我正在实施一个应用程序,它将重复我告诉它的所有内容。 我需要的是播放我在缓冲区录制的声音,只是延迟了一秒钟 所以我会自己听,但延迟1秒
这是我的Recorder类的运行方法
public void run()
{
AudioRecord recorder = null;
int ix = 0;
buffers = new byte[256][160];
try
{
int N = AudioRecord.getMinBufferSize(44100,AudioFormat.CHANNEL_IN_STEREO,AudioFormat.ENCODING_PCM_16BIT);
recorder = new AudioRecord(AudioSource.MIC, 44100, AudioFormat.CHANNEL_IN_STEREO, AudioFormat.ENCODING_PCM_16BIT, N*10);
recorder.startRecording();
Timer t = new Timer();
SeekBar barra = (SeekBar)findViewById(R.id.barraDelay);
t.schedule(r = new Reproductor(), barra.getProgress());
while(!stopped)
{
byte[] buffer = buffers[ix++ % buffers.length];
N = recorder.read(buffer,0,buffer.length);
}
}
catch(Throwable x)
{
}
finally
{
recorder.stop();
recorder.release();
recorder = null;
}
这是我的玩家之一:
public void run() {
reproducir = true;
AudioTrack track = null;
int jx = 0;
try
{
int N = AudioRecord.getMinBufferSize(44100,AudioFormat.CHANNEL_IN_STEREO,AudioFormat.ENCODING_PCM_16BIT);
track = new AudioTrack(AudioManager.STREAM_MUSIC, 44100,
AudioFormat.CHANNEL_OUT_STEREO, AudioFormat.ENCODING_PCM_16BIT, N*10, AudioTrack.MODE_STREAM);
track.play();
/*
* Loops until something outside of this thread stops it.

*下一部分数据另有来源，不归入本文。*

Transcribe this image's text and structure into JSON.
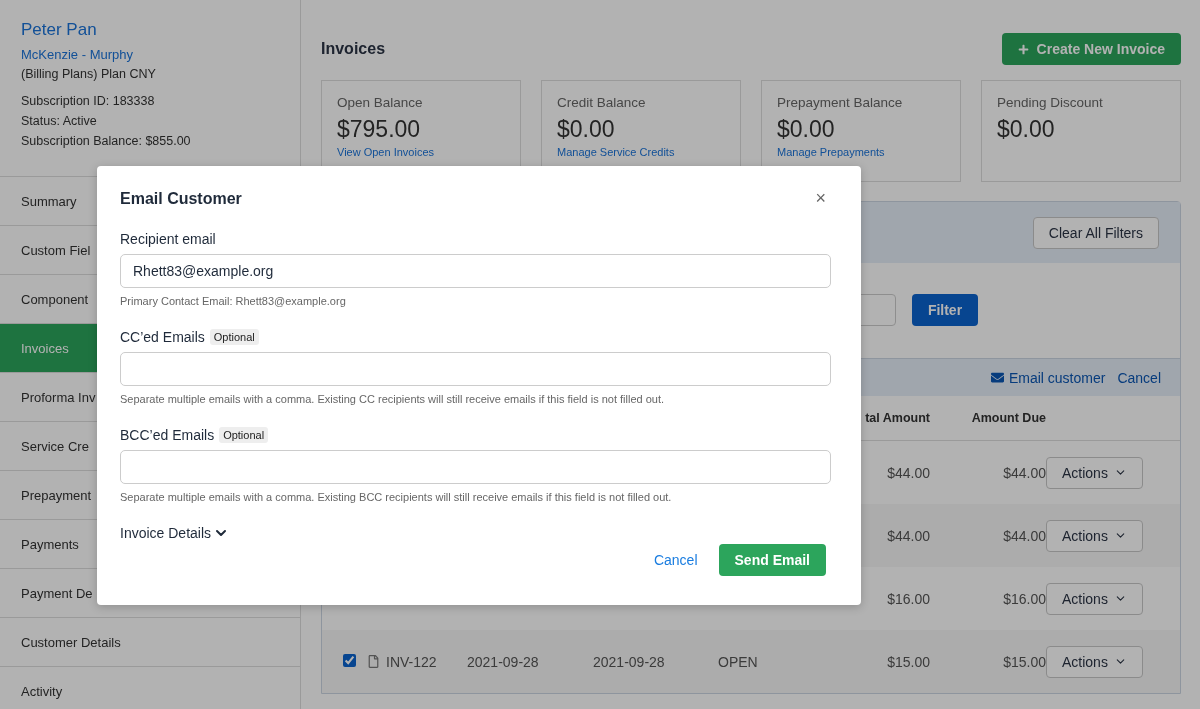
{
  "customer": {
    "name": "Peter Pan",
    "company": "McKenzie - Murphy",
    "plan": "(Billing Plans) Plan CNY",
    "details": [
      "Subscription ID: 183338",
      "Status: Active",
      "Subscription Balance: $855.00"
    ]
  },
  "sidebar": {
    "items": [
      {
        "label": "Summary",
        "selected": false
      },
      {
        "label": "Custom Fiel",
        "selected": false
      },
      {
        "label": "Component",
        "selected": false
      },
      {
        "label": "Invoices",
        "selected": true
      },
      {
        "label": "Proforma Inv",
        "selected": false
      },
      {
        "label": "Service Cre",
        "selected": false
      },
      {
        "label": "Prepayment",
        "selected": false
      },
      {
        "label": "Payments",
        "selected": false
      },
      {
        "label": "Payment De",
        "selected": false
      },
      {
        "label": "Customer Details",
        "selected": false
      },
      {
        "label": "Activity",
        "selected": false
      }
    ]
  },
  "page": {
    "title": "Invoices",
    "create_button": "Create New Invoice"
  },
  "cards": [
    {
      "label": "Open Balance",
      "amount": "$795.00",
      "link": "View Open Invoices"
    },
    {
      "label": "Credit Balance",
      "amount": "$0.00",
      "link": "Manage Service Credits"
    },
    {
      "label": "Prepayment Balance",
      "amount": "$0.00",
      "link": "Manage Prepayments"
    },
    {
      "label": "Pending Discount",
      "amount": "$0.00"
    }
  ],
  "filters": {
    "clear_button": "Clear All Filters",
    "filter_button": "Filter"
  },
  "bulk_bar": {
    "email_link": "Email customer",
    "cancel_link": "Cancel"
  },
  "table": {
    "columns": [
      "tal Amount",
      "Amount Due"
    ],
    "rows": [
      {
        "total": "$44.00",
        "due": "$44.00",
        "action": "Actions"
      },
      {
        "total": "$44.00",
        "due": "$44.00",
        "action": "Actions"
      },
      {
        "total": "$16.00",
        "due": "$16.00",
        "action": "Actions"
      },
      {
        "checked": true,
        "number": "INV-122",
        "issue_date": "2021-09-28",
        "due_date": "2021-09-28",
        "status": "OPEN",
        "total": "$15.00",
        "due": "$15.00",
        "action": "Actions"
      }
    ]
  },
  "modal": {
    "title": "Email Customer",
    "close": "×",
    "fields": [
      {
        "label": "Recipient email",
        "value": "Rhett83@example.org",
        "help": "Primary Contact Email: Rhett83@example.org"
      },
      {
        "label": "CC’ed Emails",
        "badge": "Optional",
        "help": "Separate multiple emails with a comma. Existing CC recipients will still receive emails if this field is not filled out."
      },
      {
        "label": "BCC’ed Emails",
        "badge": "Optional",
        "help": "Separate multiple emails with a comma. Existing BCC recipients will still receive emails if this field is not filled out."
      }
    ],
    "details_toggle": {
      "label": "Invoice Details",
      "expanded": false
    },
    "cancel": "Cancel",
    "submit": "Send Email"
  }
}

* Reads the data from the recorder and writes it to the audio track for playback.
*/
while(reproducir)
{
byte[] buffer = buffers[jx++ % buffers.length];
track.write(buffer, 0, buffer.length);
}
}
catch(Throwable x)
{
}
/*
* Frees the thread's resources after the loop completes so that it can be run again
*/
finally
{
track.stop();
track.release();
track = null;
}
}
Reproductor是一个扩展TimerTask并实现“run”方法的内部类。
非常感谢!
答案 0 :(得分:0)
至少你应该更改播放器的以下行
int N = AudioRecord.getMinBufferSize(44100,AudioFormat.CHANNEL_IN_STEREO,AudioFormat.ENCODING_PCM_16BIT);
到
int N = AudioTrack.getMinBufferSize(44100, AudioFormat.CHANNEL_OUT_STEREO, AudioFormat.ENCODING_PCM_16BIT);
因为API要求(尽管常量值相同)。
但这只是一个边缘点。重点是你并没有真正提出解决问题的方法,只有两种通用方法。
工作解决方案的核心是您使用大小为1s且AudioTrack的环形缓冲区在通过AudioRecord将新数据写入同一块之前读取其块。以相同的采样率。
我建议在单个帖子中做到这一点。